Przytoczyłem te fakty, ku przestrodze dla innych kolegów, którzy zebrania mają przed sobą. W przypadku kolegi Kazimierza... Ignacy Krasicki opisał to dość dosadnie w pewnej bajce.
[2013-02-04 09:06]
Nie będe się wypowiadal otwarcie Kazik bo nie moge sie przebić do "towarzystwa"!
Ale na spokojnie co oczekujesz od swojego postu , w którym ronisz bobra łzy, porady współczucia czy akceptacji swojej niezaradności (frajerstwa)? Aby swoje sumienie w jakiś sposób zaspokoić. Zbyszek polecił Ci bajkę Kraszewskiego!!
[2013-02-04 12:55]
Miałem podobną historię na ostatnim zjeździe okręgowym. Tyle, że zastanawiam się, czy o tym pisać, bo to w sumie jest żałosne.Ale co mi tam...

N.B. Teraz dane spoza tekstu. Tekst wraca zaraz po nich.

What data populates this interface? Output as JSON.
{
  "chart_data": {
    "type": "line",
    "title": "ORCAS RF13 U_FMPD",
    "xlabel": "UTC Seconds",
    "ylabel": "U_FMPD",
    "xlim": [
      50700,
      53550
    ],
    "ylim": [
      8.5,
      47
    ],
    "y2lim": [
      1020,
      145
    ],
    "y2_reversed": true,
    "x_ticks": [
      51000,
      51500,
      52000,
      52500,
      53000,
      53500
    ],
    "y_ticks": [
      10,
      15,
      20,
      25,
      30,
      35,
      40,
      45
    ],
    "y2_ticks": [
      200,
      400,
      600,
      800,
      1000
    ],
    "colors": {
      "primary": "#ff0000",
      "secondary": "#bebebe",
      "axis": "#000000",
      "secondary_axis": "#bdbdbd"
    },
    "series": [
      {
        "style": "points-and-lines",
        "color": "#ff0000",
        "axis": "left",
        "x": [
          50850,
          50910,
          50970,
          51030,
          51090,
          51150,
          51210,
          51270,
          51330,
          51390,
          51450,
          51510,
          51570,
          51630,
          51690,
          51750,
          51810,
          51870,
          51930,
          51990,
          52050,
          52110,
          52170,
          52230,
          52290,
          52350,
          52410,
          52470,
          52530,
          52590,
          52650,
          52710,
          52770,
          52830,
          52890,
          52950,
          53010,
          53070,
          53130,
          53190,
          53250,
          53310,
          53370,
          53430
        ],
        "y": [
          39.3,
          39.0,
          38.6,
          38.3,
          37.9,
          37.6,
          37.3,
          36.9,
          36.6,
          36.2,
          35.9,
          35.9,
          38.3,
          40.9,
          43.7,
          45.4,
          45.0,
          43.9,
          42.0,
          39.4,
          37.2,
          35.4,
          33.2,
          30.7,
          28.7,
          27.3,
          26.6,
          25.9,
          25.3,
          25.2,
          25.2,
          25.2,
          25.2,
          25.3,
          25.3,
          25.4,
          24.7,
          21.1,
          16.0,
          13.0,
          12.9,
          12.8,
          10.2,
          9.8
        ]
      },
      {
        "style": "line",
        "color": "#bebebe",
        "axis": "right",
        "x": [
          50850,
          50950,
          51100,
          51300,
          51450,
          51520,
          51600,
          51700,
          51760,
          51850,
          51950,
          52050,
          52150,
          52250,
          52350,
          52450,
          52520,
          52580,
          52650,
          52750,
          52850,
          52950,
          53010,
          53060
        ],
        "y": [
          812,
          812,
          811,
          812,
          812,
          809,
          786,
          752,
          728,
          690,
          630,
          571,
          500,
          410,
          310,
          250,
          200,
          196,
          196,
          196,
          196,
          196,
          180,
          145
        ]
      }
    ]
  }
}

Zlikwidowano okręg suwalski i spora rzesza wędkarzy i co jasne działaczy została "wklejona" do okręgu olsztyńskiego.
Wybory na zjazd krajowy. Zgłoszony jest oczywiście aktualny prezes olsztyński, czyli Martel, były prezes suwalski i gdy zgłaszano z sali moją kandydaturę, ktoś z obozu suwalskiego zaproponował zamknięcie listy. Robiono to tak natarczywie , że prowadzący zebranie sekretarz okręgu zamknął listę kandydatów na dwóch osobach. Ten sekretarz to mój vice-prezes w moim kole. Własnemu prezesowi odciął drogę do kandydowania. Ale to były SB, czyli beton. Dlatego żadnej działalności więcej...
[2013-02-04 13:24]
Kolego ,,zibi60” masz racje bo wszystkie formalności nie były dopełnione , a mianowicie prowadzący zebranie dostał pokreślony brudnopis a nie listę jak piszesz , po drugi chcąc sprostować nieprawidłowości zostałem zgaszony a nie wysłuchany i do tego mało kto to zauważył więc zgodnie z procedurą przeszli do następnego punktu zebrania .
Podsumowując mój wątek to nie chciałem się wypłakać jak tu co niektórzy sugerują , a jedynie chciałem zwrócić uwagą jakimi sposobami i narzędziami operują nasze władze aby PZW dotychczasowe się utrzymało i beton nie był ruszony (niby to demokracja) . Przyznam się że z wieloma przypadkami się spotkałem , ale to mnie zaskoczyło wierząc kolegom . [2013-02-04 16:27]Kolego ,,zibi60” masz racje bo wszystkie formalności nie były dopełnione , a mianowicie prowadzący zebranie dostał pokreślony brudnopis a nie listę jak piszesz , po drugi chcąc sprostować nieprawidłowości zostałem zgaszony a nie wysłuchany i do tego mało kto to zauważył więc zgodnie z procedurą przeszli do następnego punktu zebrania .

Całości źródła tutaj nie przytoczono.